Es heißt immer: Orient und Okzident, als Polarität. Beide Gesellschaften, die des Ostens und des Westens, sind in sich vielschichtig ausgebildet. Wie sieht es mit den kulturellen Unterschieden aus, wie mit den Berührungspunkten dieser Vielschichtigkeiten, vor allem auch vor dem Hintergrund einer Modernisierung?

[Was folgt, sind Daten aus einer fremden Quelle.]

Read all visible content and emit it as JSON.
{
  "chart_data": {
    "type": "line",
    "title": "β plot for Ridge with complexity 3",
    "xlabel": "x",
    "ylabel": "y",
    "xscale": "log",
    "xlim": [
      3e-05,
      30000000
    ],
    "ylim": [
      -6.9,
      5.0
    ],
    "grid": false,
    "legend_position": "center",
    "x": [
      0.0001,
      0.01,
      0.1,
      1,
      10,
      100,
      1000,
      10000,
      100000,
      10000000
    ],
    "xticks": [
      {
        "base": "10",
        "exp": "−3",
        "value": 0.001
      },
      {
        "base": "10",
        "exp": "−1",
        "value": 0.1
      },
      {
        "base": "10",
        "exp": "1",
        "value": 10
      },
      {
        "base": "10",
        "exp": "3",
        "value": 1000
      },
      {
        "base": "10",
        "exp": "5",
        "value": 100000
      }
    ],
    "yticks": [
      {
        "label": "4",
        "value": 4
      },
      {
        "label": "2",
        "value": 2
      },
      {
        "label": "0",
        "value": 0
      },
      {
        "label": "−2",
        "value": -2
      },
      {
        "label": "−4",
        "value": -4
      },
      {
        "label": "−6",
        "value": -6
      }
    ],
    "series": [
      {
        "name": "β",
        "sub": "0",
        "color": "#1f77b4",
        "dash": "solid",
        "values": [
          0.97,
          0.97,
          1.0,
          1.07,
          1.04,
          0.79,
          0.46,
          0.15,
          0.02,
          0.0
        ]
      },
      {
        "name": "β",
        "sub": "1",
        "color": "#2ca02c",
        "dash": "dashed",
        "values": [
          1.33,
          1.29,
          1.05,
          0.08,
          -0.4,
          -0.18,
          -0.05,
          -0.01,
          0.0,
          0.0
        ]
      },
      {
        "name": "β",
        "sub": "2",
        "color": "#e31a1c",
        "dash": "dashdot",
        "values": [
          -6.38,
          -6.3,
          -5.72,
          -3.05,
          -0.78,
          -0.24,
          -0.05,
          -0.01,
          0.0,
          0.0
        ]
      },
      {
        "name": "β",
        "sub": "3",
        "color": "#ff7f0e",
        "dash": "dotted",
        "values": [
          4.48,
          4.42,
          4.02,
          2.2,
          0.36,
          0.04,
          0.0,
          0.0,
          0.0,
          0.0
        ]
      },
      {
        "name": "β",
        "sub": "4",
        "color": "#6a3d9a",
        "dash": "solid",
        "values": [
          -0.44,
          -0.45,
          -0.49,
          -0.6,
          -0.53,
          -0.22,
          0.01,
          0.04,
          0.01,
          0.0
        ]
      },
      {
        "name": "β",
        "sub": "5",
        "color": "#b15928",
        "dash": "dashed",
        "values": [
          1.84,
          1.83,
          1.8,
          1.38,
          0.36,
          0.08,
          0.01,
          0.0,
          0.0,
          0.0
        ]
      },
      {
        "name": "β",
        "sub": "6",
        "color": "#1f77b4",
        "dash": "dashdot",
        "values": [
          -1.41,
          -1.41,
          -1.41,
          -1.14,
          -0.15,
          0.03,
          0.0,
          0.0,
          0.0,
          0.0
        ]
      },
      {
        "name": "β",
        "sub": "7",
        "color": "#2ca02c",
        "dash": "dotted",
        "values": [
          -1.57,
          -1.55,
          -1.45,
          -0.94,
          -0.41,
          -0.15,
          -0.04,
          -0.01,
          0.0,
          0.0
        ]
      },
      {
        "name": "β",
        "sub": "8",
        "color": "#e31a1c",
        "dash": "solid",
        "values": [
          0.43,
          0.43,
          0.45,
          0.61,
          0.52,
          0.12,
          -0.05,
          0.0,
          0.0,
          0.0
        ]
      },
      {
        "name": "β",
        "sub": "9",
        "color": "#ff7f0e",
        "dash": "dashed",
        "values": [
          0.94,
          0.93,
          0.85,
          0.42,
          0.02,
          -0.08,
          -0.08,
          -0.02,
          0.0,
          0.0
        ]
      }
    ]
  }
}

Gerade auf Istanbul bezogen ist das ja ein häufiges Motiv und sicher auch ein Stück weit Klischee, diese kulturelle Brückenrolle zwischen „orientalischer“ und „westlicher“ Welt, bzw. zwischen modern und traditionell. Auch wir haben anfangs sicher irgendwie danach gesucht. Nach einiger Zeit haben wir uns aber davon zu lösen versucht. Es gibt einfach alles in Istanbul, gerade wieder auf Konsum bezogen. Die Übergänge sind fließend und es gibt unendlich viele Ausformungen – eben vielschichtig. Die Videos, bzw. die IstanbulerInnen, die darin vorkommen, werden das hoffentlich ganz gut abbilden.
Noch zum formalen Interesse: Wollt ihr abbilden, dokumentieren, erzählen, kommentieren, überhöhen, usw? Welchen Stil und welche erzählerischen Mittel benutzt ihr in den Videos?
Es ist eine dokumentarische Arbeit, die natürlich durch uns oder unsere Sichtweisen und Vorstellungen manipuliert ist. Wir versuchen aber, uns einer gewissen Objektivität zu nähern. Grundsätzlich verlassen wir uns auf unsere Intuition, jedes Thema verlangt nach einer anderen Bearbeitung und Erzählmethode. In Istanbul waren es vor allem die zufällig entstandenen Kontakte und Bekanntschaften, die die Inhalte mitbestimmt und immer wieder umgeformt haben.
Gibt es Eindrücke, die speziell in Erinnerung geblieben sind?
Unser Dolmetscher … er ist Türke und lebt in Linz. Ihn fesselt das Thema mehr als gedacht, möglicherweise kommt da noch ein Interview dazu. Der Dolmetscher wird ja zu Unrecht immer im Hintergrund gehalten mit seiner persönlichen Meinung. Das könnte noch eine spannende Erweiterung sein. Und etwas anderes Interessantes: In Istanbul selbst war eine Flucht aus einem Flohmarktareal sehr abenteuerlich, allerdings ist die nur akustisch dokumentiert. Mal sehen, ob sich das einbauen lässt. Probleme mit Securities und Verweigerung von Drehgenehmigungen in den Luxus-Shoppingmalls zwangen uns zum Kauf einer Handycam zum Zwecke des „heimlichen Dokumentierens“ und damit nobel gesagt häufig zur „hand held-Ästhetik“.
Präsentationsabend von Stefanie Mold, Margit Greinöcker und Tobias Hagleitner im Lentos: 03. April, 19.00 h.